Following Finnoff et al. (2016), we extend Reed and Heras’s (1992) Poisson “collapse” model to allow for endogenous risk associated with the initial conditions and ex post multi-stability. In doing so, we capture two uncertain processes: introduction and establishment of the pathogen (with establishment defined by a random infection level that serves as the initial condition for the invaded system). Both random processes are conditional on how the native population is managed, making these random impacts endogenous to economic decisions. As with Finnoff et al. (2016), we find the combination of invasion risks and ex post multi-stability can produce ex ante multi-stability.

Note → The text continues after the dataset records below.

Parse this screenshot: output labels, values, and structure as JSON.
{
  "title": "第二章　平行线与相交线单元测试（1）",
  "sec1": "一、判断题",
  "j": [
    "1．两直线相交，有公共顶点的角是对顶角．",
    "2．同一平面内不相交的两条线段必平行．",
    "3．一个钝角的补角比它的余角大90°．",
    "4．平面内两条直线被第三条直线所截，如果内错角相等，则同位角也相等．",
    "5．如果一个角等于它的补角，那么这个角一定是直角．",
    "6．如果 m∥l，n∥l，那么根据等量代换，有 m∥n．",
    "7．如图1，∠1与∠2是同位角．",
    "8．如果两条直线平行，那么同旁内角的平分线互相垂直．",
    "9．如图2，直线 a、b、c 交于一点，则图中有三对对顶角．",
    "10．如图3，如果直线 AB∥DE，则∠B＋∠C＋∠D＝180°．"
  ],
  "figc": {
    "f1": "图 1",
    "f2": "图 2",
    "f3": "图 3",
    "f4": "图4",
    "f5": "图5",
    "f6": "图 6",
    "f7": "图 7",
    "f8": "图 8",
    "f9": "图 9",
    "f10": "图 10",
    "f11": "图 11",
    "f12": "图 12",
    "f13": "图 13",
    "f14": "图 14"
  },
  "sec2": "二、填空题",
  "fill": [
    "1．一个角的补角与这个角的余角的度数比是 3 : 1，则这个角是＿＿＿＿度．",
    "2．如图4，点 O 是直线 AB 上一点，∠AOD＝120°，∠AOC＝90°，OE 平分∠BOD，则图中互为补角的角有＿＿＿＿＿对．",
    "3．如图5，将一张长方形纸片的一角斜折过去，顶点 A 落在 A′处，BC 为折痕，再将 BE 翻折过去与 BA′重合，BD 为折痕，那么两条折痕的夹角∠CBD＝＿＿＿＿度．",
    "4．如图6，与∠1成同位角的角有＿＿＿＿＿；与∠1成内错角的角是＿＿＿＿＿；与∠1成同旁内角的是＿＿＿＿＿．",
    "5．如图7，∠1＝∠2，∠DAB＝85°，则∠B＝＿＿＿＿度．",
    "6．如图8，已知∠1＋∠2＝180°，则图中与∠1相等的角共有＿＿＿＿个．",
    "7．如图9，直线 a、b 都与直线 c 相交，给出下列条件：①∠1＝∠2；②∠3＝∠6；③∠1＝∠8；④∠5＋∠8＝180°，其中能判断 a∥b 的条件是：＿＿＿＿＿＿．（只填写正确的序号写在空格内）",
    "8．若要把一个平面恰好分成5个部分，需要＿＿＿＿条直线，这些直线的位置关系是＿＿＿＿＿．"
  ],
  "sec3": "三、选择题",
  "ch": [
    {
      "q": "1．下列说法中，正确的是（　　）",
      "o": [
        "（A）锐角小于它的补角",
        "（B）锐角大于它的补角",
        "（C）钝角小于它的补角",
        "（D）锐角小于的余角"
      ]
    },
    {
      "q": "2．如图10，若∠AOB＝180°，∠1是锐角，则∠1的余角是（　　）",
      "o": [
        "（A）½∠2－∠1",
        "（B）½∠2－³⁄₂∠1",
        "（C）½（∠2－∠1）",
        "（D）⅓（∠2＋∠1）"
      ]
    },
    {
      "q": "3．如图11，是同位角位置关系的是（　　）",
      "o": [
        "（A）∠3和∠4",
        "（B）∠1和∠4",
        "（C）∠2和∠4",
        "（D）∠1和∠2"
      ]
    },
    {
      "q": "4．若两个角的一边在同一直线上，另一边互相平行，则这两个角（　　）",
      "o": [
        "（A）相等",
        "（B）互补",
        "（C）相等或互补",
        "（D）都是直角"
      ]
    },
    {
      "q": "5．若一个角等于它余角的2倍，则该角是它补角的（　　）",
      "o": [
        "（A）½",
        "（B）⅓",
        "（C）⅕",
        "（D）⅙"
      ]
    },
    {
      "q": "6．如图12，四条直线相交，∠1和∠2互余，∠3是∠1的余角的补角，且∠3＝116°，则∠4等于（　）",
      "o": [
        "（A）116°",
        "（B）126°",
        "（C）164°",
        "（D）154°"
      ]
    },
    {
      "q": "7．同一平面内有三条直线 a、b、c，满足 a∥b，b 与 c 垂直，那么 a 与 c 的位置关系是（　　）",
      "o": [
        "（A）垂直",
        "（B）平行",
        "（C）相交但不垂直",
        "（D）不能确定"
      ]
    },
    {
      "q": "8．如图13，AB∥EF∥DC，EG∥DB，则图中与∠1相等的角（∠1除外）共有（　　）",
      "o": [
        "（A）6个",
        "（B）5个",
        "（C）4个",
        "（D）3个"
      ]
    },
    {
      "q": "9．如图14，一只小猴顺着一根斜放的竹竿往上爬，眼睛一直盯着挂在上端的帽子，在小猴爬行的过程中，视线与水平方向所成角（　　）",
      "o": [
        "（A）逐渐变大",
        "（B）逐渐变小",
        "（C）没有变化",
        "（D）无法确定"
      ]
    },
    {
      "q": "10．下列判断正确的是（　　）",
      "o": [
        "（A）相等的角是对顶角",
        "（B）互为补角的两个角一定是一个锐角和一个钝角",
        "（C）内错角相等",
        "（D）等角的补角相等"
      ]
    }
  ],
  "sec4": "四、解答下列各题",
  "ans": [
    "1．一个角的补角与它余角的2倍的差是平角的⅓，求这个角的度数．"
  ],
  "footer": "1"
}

In contrast to Finnoff et al. (2016), who model wildlife conservation as an investment in both natural prevention (reducing the likelihood of invasion) and natural insurance (reducing the economic consequences of an invasion), our problem is more nuanced because wildlife conservation as an investment in natural insurance but a divestment in natural prevention. These opposing effects of conservation have potentially important implications for the allocation of natural versus anthropogenic prevention. For instance, one equilibrium stock is lower than risk-free value, in contrast to Finnoff et al. (2016), because the smaller stock conveys natural prevention relative to larger stocks (i.e., the degree to which the stock facilitates invasion is reduced). This effect might suggest less of a need for anthropogenic investments in prevention. However, at this equilibrium the probability of alighting in the undesirable basin of attraction ex post is at a high due to the small stock. This latter effect increases the incentives to make additional anthropogenic investments in prevention, such that these are maximized at this equilibrium. These results, which stems from tradeoffs involving natural protection and natural insurance, suggest a complementary relation between natural and anthropogenic prevention and contrast with Finnoff et al.’s (2016) results that natural and anthropogenic prevention exhibit a substitute relation. This means tradeoffs involving the two types of risks, and the two types of natural protection against these risks, can play an important role in the allocation of investments.